Ich bleibe an einer roten Ampel stehen und sehe aus dem Augenwinkel, wie Michael sich nach vorne zu mir beugt. Er streichelt über meine Wange und murmelt: „Denke doch einmal daran, dass du das Geld dringend brauchst. Du kannst es dir nicht leisten, gefeuert zu werden, niemand sonst stellt dich für zwei Tage ein, wenn du schon drei andere Jobs hast."

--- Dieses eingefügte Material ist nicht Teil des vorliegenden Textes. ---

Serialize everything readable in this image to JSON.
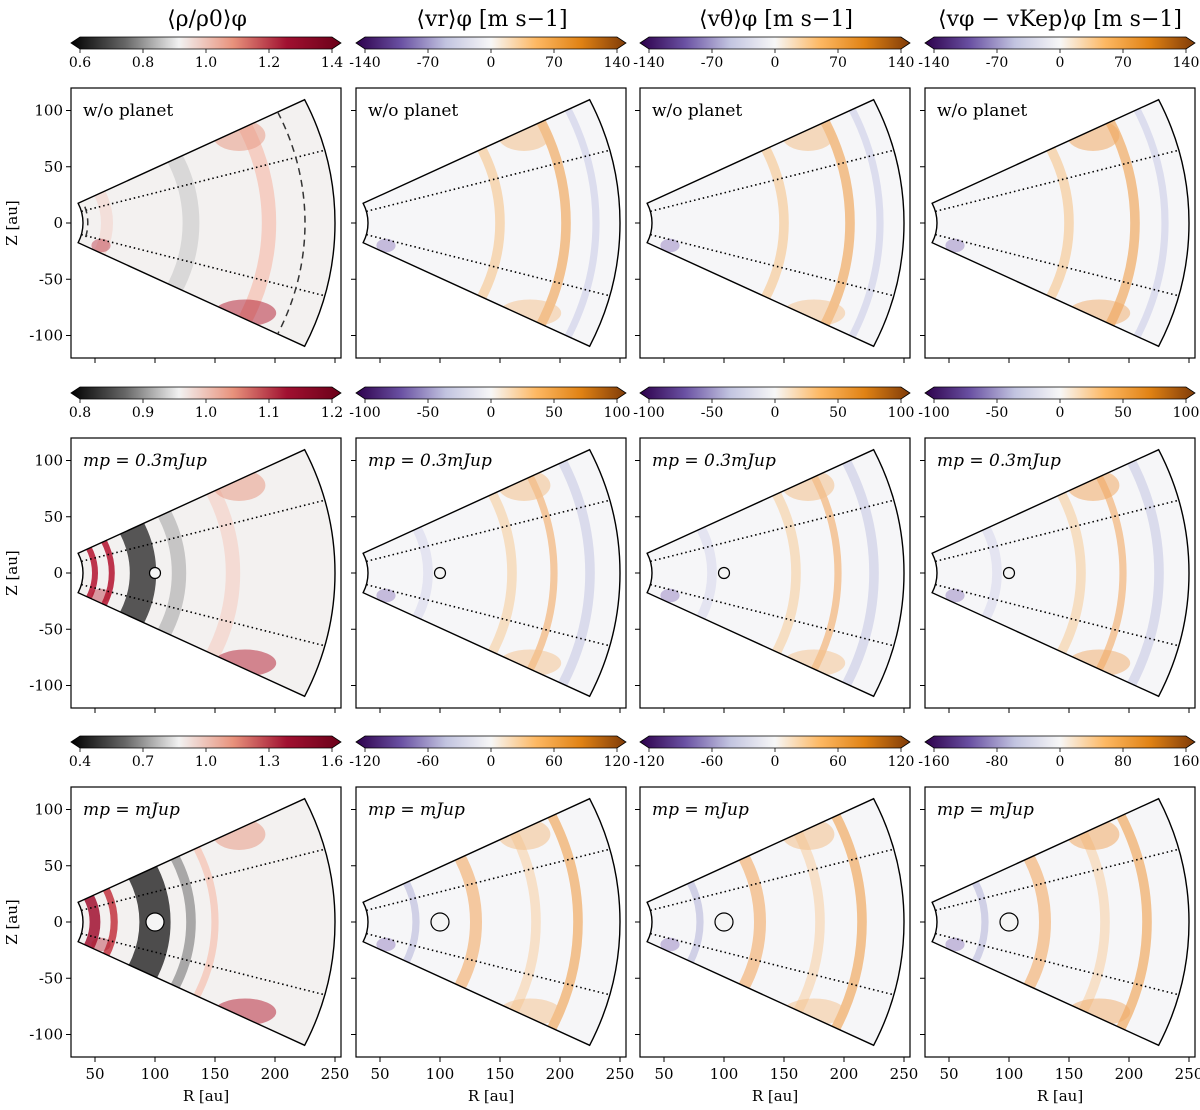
{
  "chart_data": {
    "type": "heatmap",
    "title": "",
    "xlabel": "R [au]",
    "ylabel": "Z [au]",
    "xlim": [
      30,
      255
    ],
    "ylim": [
      -120,
      120
    ],
    "xticks": [
      50,
      100,
      150,
      200,
      250
    ],
    "yticks": [
      100,
      50,
      0,
      -50,
      -100
    ],
    "wedge": {
      "r_inner": 40,
      "r_outer": 250,
      "opening_angle_deg": 26,
      "surface_angle_deg": 15
    },
    "column_titles": [
      "⟨ρ/ρ0⟩φ",
      "⟨vr⟩φ [m s−1]",
      "⟨vθ⟩φ [m s−1]",
      "⟨vφ − vKep⟩φ [m s−1]"
    ],
    "row_labels": [
      "w/o planet",
      "mp = 0.3mJup",
      "mp = mJup"
    ],
    "planet": {
      "r_au": 100,
      "z_au": 0
    },
    "colormaps": {
      "density": [
        "#000000",
        "#666666",
        "#f2f2f2",
        "#e8927c",
        "#a01030",
        "#6b0019"
      ],
      "velocity": [
        "#2d004b",
        "#6a51a3",
        "#c2c4e0",
        "#f7f7f7",
        "#fdb863",
        "#e08214",
        "#7f3b08"
      ]
    },
    "colorbars": [
      [
        {
          "cmap": "density",
          "ticks": [
            "0.6",
            "0.8",
            "1.0",
            "1.2",
            "1.4"
          ]
        },
        {
          "cmap": "velocity",
          "ticks": [
            "-140",
            "-70",
            "0",
            "70",
            "140"
          ]
        },
        {
          "cmap": "velocity",
          "ticks": [
            "-140",
            "-70",
            "0",
            "70",
            "140"
          ]
        },
        {
          "cmap": "velocity",
          "ticks": [
            "-140",
            "-70",
            "0",
            "70",
            "140"
          ]
        }
      ],
      [
        {
          "cmap": "density",
          "ticks": [
            "0.8",
            "0.9",
            "1.0",
            "1.1",
            "1.2"
          ]
        },
        {
          "cmap": "velocity",
          "ticks": [
            "-100",
            "-50",
            "0",
            "50",
            "100"
          ]
        },
        {
          "cmap": "velocity",
          "ticks": [
            "-100",
            "-50",
            "0",
            "50",
            "100"
          ]
        },
        {
          "cmap": "velocity",
          "ticks": [
            "-100",
            "-50",
            "0",
            "50",
            "100"
          ]
        }
      ],
      [
        {
          "cmap": "density",
          "ticks": [
            "0.4",
            "0.7",
            "1.0",
            "1.3",
            "1.6"
          ]
        },
        {
          "cmap": "velocity",
          "ticks": [
            "-120",
            "-60",
            "0",
            "60",
            "120"
          ]
        },
        {
          "cmap": "velocity",
          "ticks": [
            "-120",
            "-60",
            "0",
            "60",
            "120"
          ]
        },
        {
          "cmap": "velocity",
          "ticks": [
            "-160",
            "-80",
            "0",
            "80",
            "160"
          ]
        }
      ]
    ]
  }
}
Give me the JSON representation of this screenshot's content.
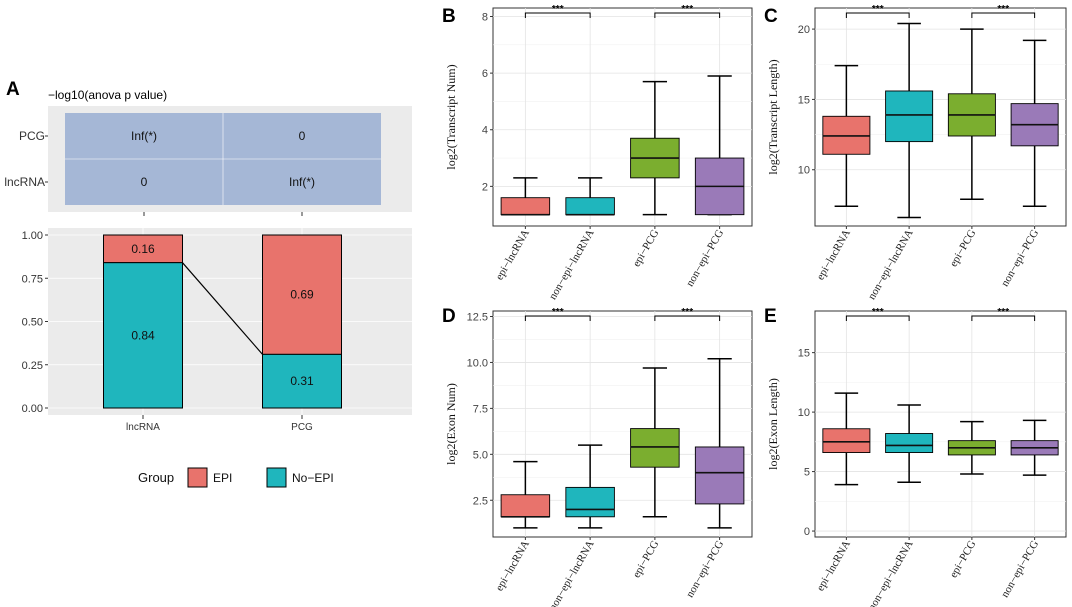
{
  "chart_data": [
    {
      "panel": "A",
      "type": "heatmap",
      "title": "−log10(anova p value)",
      "rows": [
        "PCG",
        "lncRNA"
      ],
      "cells": [
        [
          "Inf(*)",
          "0"
        ],
        [
          "0",
          "Inf(*)"
        ]
      ],
      "fill_color": "#A5B7D6"
    },
    {
      "panel": "A",
      "type": "bar",
      "stacked": true,
      "categories": [
        "lncRNA",
        "PCG"
      ],
      "series": [
        {
          "name": "EPI",
          "values": [
            0.16,
            0.69
          ],
          "labels": [
            "0.16",
            "0.69"
          ],
          "color": "#E8736C"
        },
        {
          "name": "No−EPI",
          "values": [
            0.84,
            0.31
          ],
          "labels": [
            "0.84",
            "0.31"
          ],
          "color": "#1FB6BD"
        }
      ],
      "yticks": [
        "0.00",
        "0.25",
        "0.50",
        "0.75",
        "1.00"
      ],
      "ylim": [
        0,
        1
      ],
      "legend_title": "Group",
      "legend": [
        "EPI",
        "No−EPI"
      ],
      "legend_position": "bottom"
    },
    {
      "panel": "B",
      "type": "box",
      "ylabel": "log2(Transcript Num)",
      "categories": [
        "epi−lncRNA",
        "non−epi−lncRNA",
        "epi−PCG",
        "non−epi−PCG"
      ],
      "ylim": [
        0.6,
        8.3
      ],
      "yticks": [
        2,
        4,
        6,
        8
      ],
      "boxes": [
        {
          "min": 1,
          "q1": 1,
          "median": 1,
          "q3": 1.6,
          "max": 2.3
        },
        {
          "min": 1,
          "q1": 1,
          "median": 1,
          "q3": 1.6,
          "max": 2.3
        },
        {
          "min": 1,
          "q1": 2.3,
          "median": 3.0,
          "q3": 3.7,
          "max": 5.7
        },
        {
          "min": 1,
          "q1": 1,
          "median": 2.0,
          "q3": 3.0,
          "max": 5.9
        }
      ],
      "significance": [
        {
          "from": 0,
          "to": 1,
          "label": "***"
        },
        {
          "from": 2,
          "to": 3,
          "label": "***"
        }
      ]
    },
    {
      "panel": "C",
      "type": "box",
      "ylabel": "log2(Transcript Length)",
      "categories": [
        "epi−lncRNA",
        "non−epi−lncRNA",
        "epi−PCG",
        "non−epi−PCG"
      ],
      "ylim": [
        6.0,
        21.5
      ],
      "yticks": [
        10,
        15,
        20
      ],
      "boxes": [
        {
          "min": 7.4,
          "q1": 11.1,
          "median": 12.4,
          "q3": 13.8,
          "max": 17.4
        },
        {
          "min": 6.6,
          "q1": 12.0,
          "median": 13.9,
          "q3": 15.6,
          "max": 20.4
        },
        {
          "min": 7.9,
          "q1": 12.4,
          "median": 13.9,
          "q3": 15.4,
          "max": 20.0
        },
        {
          "min": 7.4,
          "q1": 11.7,
          "median": 13.2,
          "q3": 14.7,
          "max": 19.2
        }
      ],
      "significance": [
        {
          "from": 0,
          "to": 1,
          "label": "***"
        },
        {
          "from": 2,
          "to": 3,
          "label": "***"
        }
      ]
    },
    {
      "panel": "D",
      "type": "box",
      "ylabel": "log2(Exon Num)",
      "categories": [
        "epi−lncRNA",
        "non−epi−lncRNA",
        "epi−PCG",
        "non−epi−PCG"
      ],
      "ylim": [
        0.5,
        12.8
      ],
      "yticks": [
        2.5,
        5.0,
        7.5,
        10.0,
        12.5
      ],
      "ytick_labels": [
        "2.5",
        "5.0",
        "7.5",
        "10.0",
        "12.5"
      ],
      "boxes": [
        {
          "min": 1.0,
          "q1": 1.6,
          "median": 1.6,
          "q3": 2.8,
          "max": 4.6
        },
        {
          "min": 1.0,
          "q1": 1.6,
          "median": 2.0,
          "q3": 3.2,
          "max": 5.5
        },
        {
          "min": 1.6,
          "q1": 4.3,
          "median": 5.4,
          "q3": 6.4,
          "max": 9.7
        },
        {
          "min": 1.0,
          "q1": 2.3,
          "median": 4.0,
          "q3": 5.4,
          "max": 10.2
        }
      ],
      "significance": [
        {
          "from": 0,
          "to": 1,
          "label": "***"
        },
        {
          "from": 2,
          "to": 3,
          "label": "***"
        }
      ]
    },
    {
      "panel": "E",
      "type": "box",
      "ylabel": "log2(Exon Length)",
      "categories": [
        "epi−lncRNA",
        "non−epi−lncRNA",
        "epi−PCG",
        "non−epi−PCG"
      ],
      "ylim": [
        -0.5,
        18.5
      ],
      "yticks": [
        0,
        5,
        10,
        15
      ],
      "boxes": [
        {
          "min": 3.9,
          "q1": 6.6,
          "median": 7.5,
          "q3": 8.6,
          "max": 11.6
        },
        {
          "min": 4.1,
          "q1": 6.6,
          "median": 7.2,
          "q3": 8.2,
          "max": 10.6
        },
        {
          "min": 4.8,
          "q1": 6.4,
          "median": 7.0,
          "q3": 7.6,
          "max": 9.2
        },
        {
          "min": 4.7,
          "q1": 6.4,
          "median": 7.0,
          "q3": 7.6,
          "max": 9.3
        }
      ],
      "significance": [
        {
          "from": 0,
          "to": 1,
          "label": "***"
        },
        {
          "from": 2,
          "to": 3,
          "label": "***"
        }
      ]
    }
  ],
  "panel_labels": [
    "A",
    "B",
    "C",
    "D",
    "E"
  ],
  "box_colors": [
    "#E8736C",
    "#1FB6BD",
    "#7BAE2F",
    "#9A7AB8"
  ],
  "grid_color": "#EBEBEB"
}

Unwillkürlich verfestigt sich mein Griff am Lenkrad durch seine Worte und ich muss mich beherrschen, nicht laut loszuschreien. Denn wo der schlecht erzogene, freche Junge recht hat, hat er leider recht. Niemals würde ich wieder einen Job bekommen, bei dem ich für zwei Nachmittage Babysitten so viel Geld bekommen würde.

Bevor das Licht der Ampel von rot zu grün wechseln kann, haucht Michael noch einen Kuss auf meine Wange und haucht: „Überlege dir lieber noch einmal ganz genau, was dir wichtig ist und wie viel du bereit bist, dafür zu opfern. Ich warte auf dich."